Four years down the line, Ntando Mahlangu for the first time had stepped out of his wheelchair to participate in Paralympics. T42 category at Rio, 200metres, he joined and won a silver medal in 2016 Paralympics, shinning his name out of unknown identity.
Ntando was shunned in Brazil by more experienced Richard Whitehead in his event, and just last recently, he turned the tables upside down during London Diamond League, beating his opponent Briton and doubling up Anniversary Games for Britain.
Mahlangu believes his determination stands out firm. despite the disability, thinking positive always and ready to take himself the far he can. He says he’s got food to eat, a house to live in, and he is fully motivated, that’s a privilege.” He also adds,”I never see disabled or abled, a disabled guy can be president.”
With his double above knee amputee, the fact that he is still in High school has got a sterling career ahead as a Paralympian, and at his age 16, his potential is beneath sprinting for the next decades and even beyond.
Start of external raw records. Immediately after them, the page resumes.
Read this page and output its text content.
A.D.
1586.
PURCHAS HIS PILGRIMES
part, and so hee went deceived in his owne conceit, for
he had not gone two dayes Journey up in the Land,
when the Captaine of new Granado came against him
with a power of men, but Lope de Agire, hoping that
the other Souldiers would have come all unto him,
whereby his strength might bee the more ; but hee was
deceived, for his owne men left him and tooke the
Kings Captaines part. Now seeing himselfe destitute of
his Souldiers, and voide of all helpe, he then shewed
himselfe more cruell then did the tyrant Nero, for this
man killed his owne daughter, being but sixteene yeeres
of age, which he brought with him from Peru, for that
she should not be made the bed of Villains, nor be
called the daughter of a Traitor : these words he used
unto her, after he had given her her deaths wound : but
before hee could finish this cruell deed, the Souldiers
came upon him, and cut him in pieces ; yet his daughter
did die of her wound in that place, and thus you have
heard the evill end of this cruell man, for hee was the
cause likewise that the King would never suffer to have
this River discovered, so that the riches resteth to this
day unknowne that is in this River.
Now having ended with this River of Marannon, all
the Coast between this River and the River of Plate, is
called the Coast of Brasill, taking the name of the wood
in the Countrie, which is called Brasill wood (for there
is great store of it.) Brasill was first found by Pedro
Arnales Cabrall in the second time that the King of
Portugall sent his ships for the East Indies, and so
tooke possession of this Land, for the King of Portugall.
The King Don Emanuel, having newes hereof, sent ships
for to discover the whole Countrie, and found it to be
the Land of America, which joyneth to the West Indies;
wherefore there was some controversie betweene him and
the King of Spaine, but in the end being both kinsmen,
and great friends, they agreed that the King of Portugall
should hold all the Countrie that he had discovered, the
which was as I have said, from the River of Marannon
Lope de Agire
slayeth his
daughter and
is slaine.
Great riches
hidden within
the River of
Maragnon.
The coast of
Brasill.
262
He was full of confidence and his outlook exuded a positive attitude to life when he was approached with BBC Sports Africa. That was when he broke the South African junior champion’s record. He told the BBC that, “The best is yet to come, I won’t predict when it’s going to be, but for sure in the years coming.”
He had Hemimonia condition and was confined to a wheelchair for the first 10 years of his life. Below the knees, his legs hadn’t fully developed since he was born. Since 2012 when he was fixed with blades to assist him to walk, his life transformed. He made a decision with the charity that helps disabled children, called Jumping Kids in South Africa that he was interested to join football. They assisted him to acquire the prosthetics.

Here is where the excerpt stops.